Greek minister vows to promote climate protection in schools

Greece’s conservative New Democracy government is planning to enrich teachers’ role by promoting environmental consciousness within the mandatory school curriculum, the Minister of Education and Religious Affairs Niki Kerameus told EURACTIV.com in an interview.

She spoke to EURACTIV’s Network Editor Sarantis Michalopoulos.

Kerameus said the government mulls moving toward a “better-rounded” education by introducing new cognitive subjects, such as volunteering and environment education.

“Education can play a crucial role, both in raising awareness and equipping the youth with the necessary tools in order to face the effects of the climate change,” she said.

The Hellenic Federation of Enterprises, a powerful industry lobby, recently published a survey emphasising a huge gap between the Greek education system and the country’s labour markets’ needs.

According to Kerameus, this is one of the biggest challenges for her government.

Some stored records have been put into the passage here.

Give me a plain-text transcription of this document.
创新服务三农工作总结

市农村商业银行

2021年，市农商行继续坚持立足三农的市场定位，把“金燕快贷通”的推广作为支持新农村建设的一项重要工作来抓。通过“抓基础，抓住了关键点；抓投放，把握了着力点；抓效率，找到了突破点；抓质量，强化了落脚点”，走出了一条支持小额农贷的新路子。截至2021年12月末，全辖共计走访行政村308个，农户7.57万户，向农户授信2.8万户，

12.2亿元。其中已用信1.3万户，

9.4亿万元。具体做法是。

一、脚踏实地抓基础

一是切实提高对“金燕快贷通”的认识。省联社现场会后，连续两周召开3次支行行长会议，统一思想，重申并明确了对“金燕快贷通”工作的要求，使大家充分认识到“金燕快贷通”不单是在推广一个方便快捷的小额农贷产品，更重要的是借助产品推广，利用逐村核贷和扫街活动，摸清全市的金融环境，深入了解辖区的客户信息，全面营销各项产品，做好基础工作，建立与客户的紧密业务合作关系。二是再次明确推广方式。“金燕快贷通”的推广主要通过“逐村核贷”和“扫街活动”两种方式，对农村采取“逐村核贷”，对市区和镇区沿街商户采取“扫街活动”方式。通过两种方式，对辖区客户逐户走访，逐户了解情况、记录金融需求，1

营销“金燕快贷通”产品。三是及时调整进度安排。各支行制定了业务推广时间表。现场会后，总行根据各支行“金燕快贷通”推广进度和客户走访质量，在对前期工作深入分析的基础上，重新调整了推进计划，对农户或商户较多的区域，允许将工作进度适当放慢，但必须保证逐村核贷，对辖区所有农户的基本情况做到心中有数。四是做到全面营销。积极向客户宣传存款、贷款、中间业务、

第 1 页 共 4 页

In order to address this, she said young people should be informed at an early stage by introducing mandatory career orientation and having practical training both in secondary schools and universities.

The centre-right politician said the industry should also be helpful and provide students with input regarding the market needs. “I think the industry can also help by participating in these new cognitive subjects such as entrepreneurship. The industry has a lot to offer,” she added.

She cited digital skills as an example highlighting the mismatch. “We have a very high youth unemployment rate, there are companies focusing in technology, who actually end up hiring from abroad because they cannot find youngsters who actually are equipped with the necessary skills”.

State and private universities

Referring to universities, Kerameus said the Greek Constitution provides a ban on private higher education so here can only be state universities.

New Democracy has recently proposed to amend this article in the Constitution and allow private universities but its initiative was rejected by the rest of parliamentarians.

“Unfortunately, I’m afraid Greece will be stuck for another at least five or six years with this ban on the creation of non-public and private universities.”

As for state universities, she said the government wants to make Greece an education hub for Southeastern Europe.

“One thing we want to focus on is, for instance, more foreign language programmes offered through Greek universities, exchange of students and researchers, joint degrees, double degrees between Greek universities and foreign universities,” she said.

“And I think that the private sector is also willing to assist in that direction, through a closer partnership between private companies and public universities,” she noted, adding that aside from increasing the state budget for universities the government will seek other potential sources of income for the universities through donations.

“So, one of our ambitions is also to set forth a more complete framework for donations towards Greek universities.”

Religion course: the hot potato

Debate on religion courses in school has recently heated up in Athens, after a Supreme Administrative Court ruled earlier in September that the latest religion courses suggested by the previous leftist government were unconstitutional.

The previous Syriza government had introduced a new religion curriculum, which according to the Greek court did not promote the orthodox Christian consciousness. It added that the curriculum should exclusively concern orthodox students.

Syriza, now in opposition, said it was a decision from “the Dark Ages” and “dangerously anachronistic”.

Asked to comment on the topic, Kerameus replied: “Greece is a country that has its overwhelming majority composed of Christian orthodox […] we will start the process regarding the drafting of new courses on religion, always in balance with the decisions of the highest courts.”